Yardım faaliyetlerimiz esnasında hamdolsun görüyoruz ki, ülkemizin ve milletimizin dünya çapında çok büyük bir itibarı var.

Etrafına iyilik, güzellik, doğruluk ve adalet dağıtan insanlar nasıl hayırla yâd ediliyorsa, tarihe adalet, kahramanlık ve hizmet mührünü vuran devletler ve milletler de öyle hatırlanıyor. Şairin dediği gibi:

Bâkî kalan bu kubbede bir hoş sadâ imiş!

Ecdadımız bu kubbede öyle hoş ve öyle muhteşem bir sadâ bırakmış ki millet olarak onların şerefli mirasından hâlâ istifade ediyoruz. İnsanlar bizleri ecdadımızın akıllarda bıraktığı o devâsâ kudretle mücehhez görüyor. Bazı durumlarda millet olarak adımızın geçmesi bile birçok sıkıntıyı bertaraf ediyor. İnsanlara Türk kelimesi bir güven, huzur ve sahiplenilme duygusu veriyor.

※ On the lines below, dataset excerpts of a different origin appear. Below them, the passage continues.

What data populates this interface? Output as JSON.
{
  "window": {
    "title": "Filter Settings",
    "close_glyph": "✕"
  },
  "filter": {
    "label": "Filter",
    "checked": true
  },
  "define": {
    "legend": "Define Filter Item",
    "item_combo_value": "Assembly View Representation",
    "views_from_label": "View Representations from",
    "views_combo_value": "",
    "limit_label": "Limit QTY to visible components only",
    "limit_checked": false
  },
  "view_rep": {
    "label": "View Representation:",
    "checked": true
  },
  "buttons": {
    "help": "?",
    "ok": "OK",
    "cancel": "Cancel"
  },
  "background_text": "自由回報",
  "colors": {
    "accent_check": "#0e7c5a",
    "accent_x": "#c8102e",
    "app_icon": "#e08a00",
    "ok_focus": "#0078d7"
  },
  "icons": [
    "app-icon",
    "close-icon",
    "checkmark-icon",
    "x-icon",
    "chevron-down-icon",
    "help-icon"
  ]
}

Bizler dünyanın dört bir yanında bu hissiyata defalarca şahit olduk. Ecdadımızın yardımıyla korsanlardan kurtarılan Açe’den, Güney Amerika’ya Osmanlı vatandaşı olarak göç eden insanlara, Akdeniz’den, Hint Denizi’ne, Kafkaslardan, Balkanlara kadar Müslüman olsun olmasın dünya çapında pek çok insan, ecdadımızı unutamıyor hattâ görülen o ki unutmak istemiyor. Onların kapılarına yardımlarla vardığınız zaman; “Demek bizi hatırladınız ha! Unutmadınız ha!” diyen gözü yaşlı insanlarla karşılanıyorsunuz. Bazen de “Nerede kaldınız?” sitemleriyle.

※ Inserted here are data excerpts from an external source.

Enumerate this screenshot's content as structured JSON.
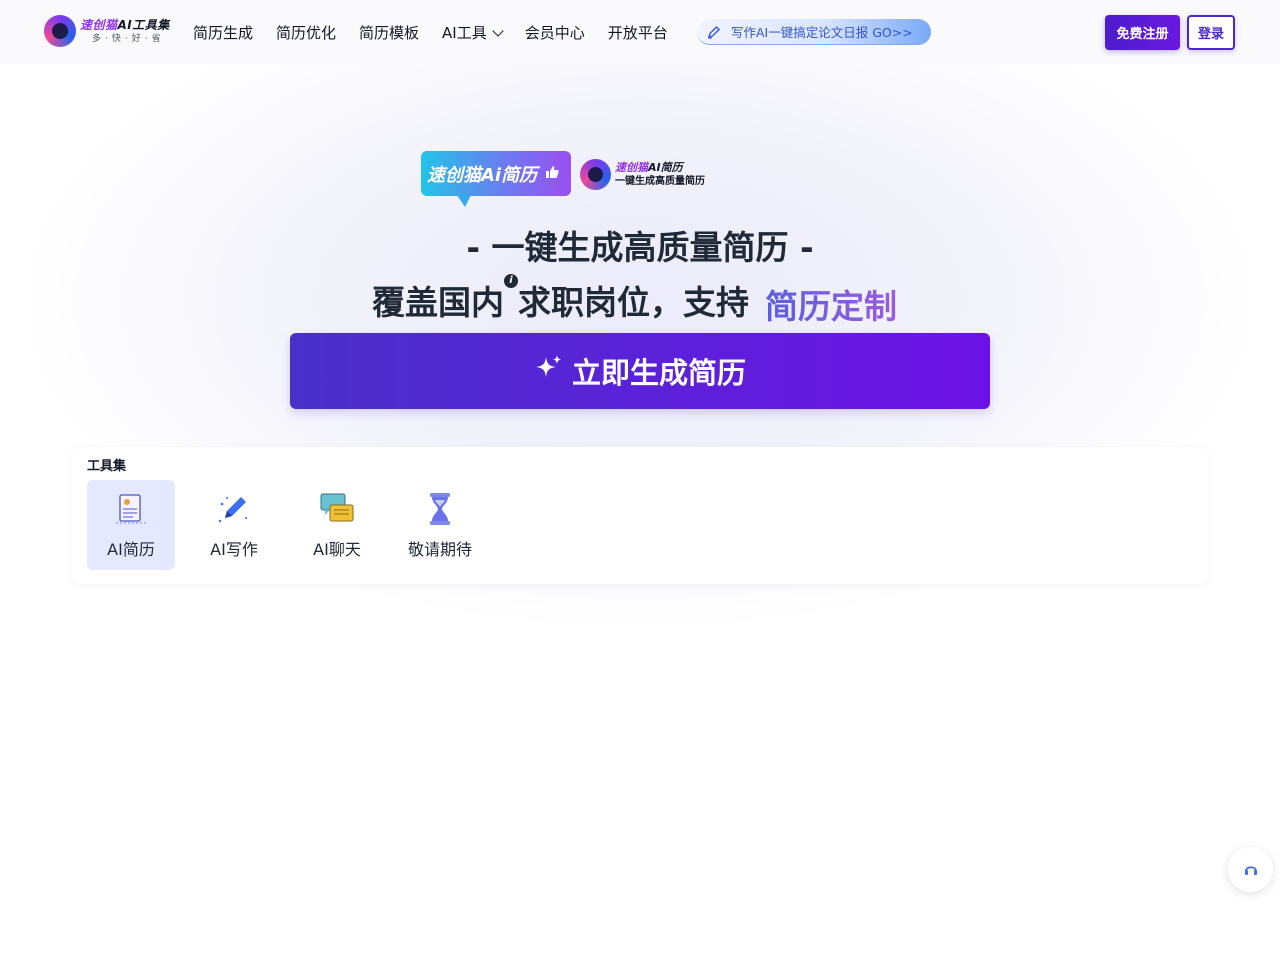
{
  "header": {
    "logo": {
      "title_a": "速创猫",
      "title_b": "AI工具集",
      "subtitle": "多·快·好·省"
    },
    "nav": [
      {
        "label": "简历生成"
      },
      {
        "label": "简历优化"
      },
      {
        "label": "简历模板"
      },
      {
        "label": "AI工具",
        "has_dropdown": true
      },
      {
        "label": "会员中心"
      },
      {
        "label": "开放平台"
      }
    ],
    "promo": {
      "icon": "pencil-icon",
      "text": "写作AI一键搞定论文日报 GO>>"
    },
    "register_label": "免费注册",
    "login_label": "登录"
  },
  "hero": {
    "badge": {
      "text": "速创猫Ai简历",
      "icon": "thumbs-up-icon"
    },
    "brand": {
      "title_a": "速创猫",
      "title_b": "AI简历",
      "subtitle": "一键生成高质量简历"
    },
    "headline": "- 一键生成高质量简历 -",
    "subline_a": "覆盖国内",
    "subline_b": "求职岗位，支持",
    "highlight": "简历定制",
    "cta_label": "立即生成简历",
    "cta_icon": "sparkles-icon"
  },
  "tools": {
    "title": "工具集",
    "items": [
      {
        "label": "AI简历",
        "icon": "resume-icon",
        "active": true
      },
      {
        "label": "AI写作",
        "icon": "pen-icon",
        "active": false
      },
      {
        "label": "AI聊天",
        "icon": "chat-icon",
        "active": false
      },
      {
        "label": "敬请期待",
        "icon": "hourglass-icon",
        "active": false
      }
    ]
  },
  "colors": {
    "primary": "#4c28c8",
    "cta_gradient": [
      "#4830c8",
      "#6d12e6"
    ],
    "active_tool_bg": "#e4e9ff",
    "highlight_text": "#5b5fe0"
  }
}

Bu intibaların en taze misalini, geçen ay sel felâketi ile perişan olan Bulgaristan’daki Türk köylerine yardım ulaştırdığımızda yaşadık. Âfetten çok kısa bir zaman sonra Türk derneklerinin, Türk bayraklı paketleriyle imdatlarına yetişmesi onları o kadar duygulandırdı ki anlatamam. Kimsenin kapılarını çalmadığı o zor günlerinde Türk kardeşlerinin onların yanında olması herhâlde bütün sıkıntılarını unutturmuştu. Âfetzede bir ana şöyle sesleniyordu: “Bizi hatırlamanız için illâ sel mi olması gerekiyordu ay yavrum?”

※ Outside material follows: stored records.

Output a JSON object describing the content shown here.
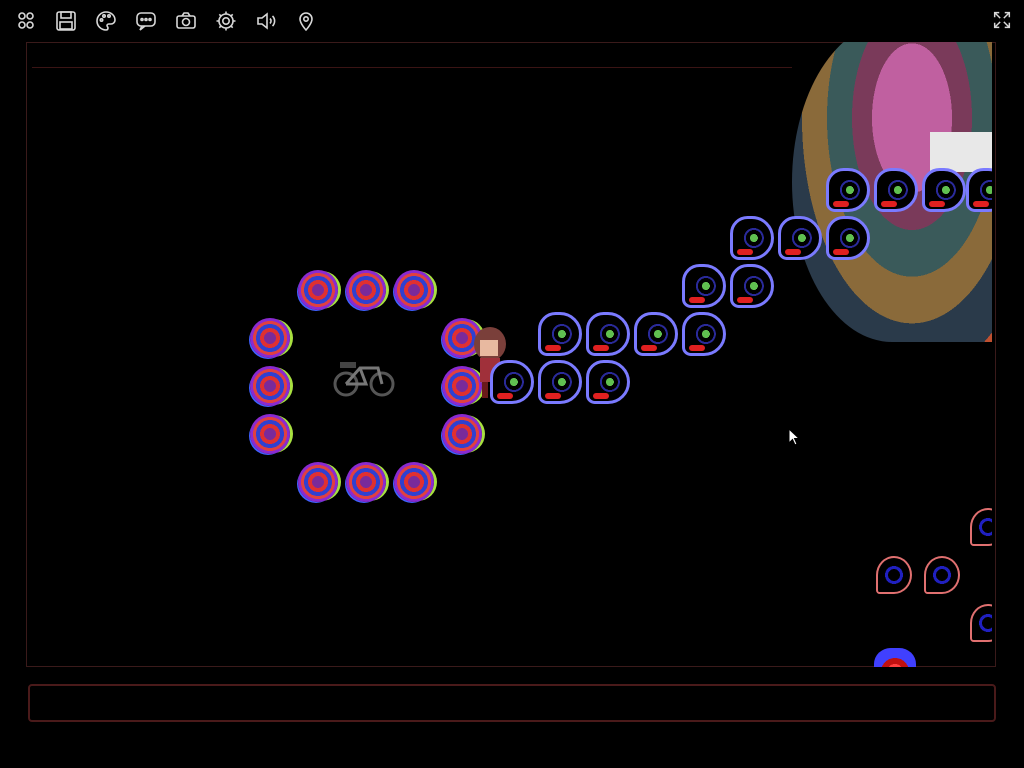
{
  "toolbar": {
    "icons": [
      "users-icon",
      "save-icon",
      "palette-icon",
      "chat-icon",
      "camera-icon",
      "settings-icon",
      "volume-icon",
      "location-pin-icon"
    ]
  },
  "fullscreen_icon": "fullscreen-icon",
  "message_box": {
    "text": ""
  },
  "colors": {
    "background": "#000000",
    "frame_border": "#3a1a1a",
    "toolbar_icon": "#d8d8d8",
    "message_border": "#4a1a1a"
  }
}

Fakat koltuklarımızı kabartan bu miras aynı zamanda boynumuza ağır bir vebal yüklüyor. Bizler farkında bile değilken, kendi dünyamızda, kendi çapımızda gündelik işlerle oyalanırken, milyonlar yolumuzu bekliyor. Bizden, ecdadımızın himmeti, hizmeti, kudreti bekleniyor.

Unutulmamalı ki yiğit düştüğü yerden bir gün mutlaka kalkar. Yeter ki kalkmaya istekli olsun… Her birimiz; “Ben kimdim?” sorusuna en güzel şekilde cevap verecek biçimde tarih bilgi ve şuuruna sahip, ecdadımızın bıraktığı bayrağı yeni burçlara dikmeye talip olmalıyız. Bu kutlu mirasın işte o zaman gerçek sahibi olacağız.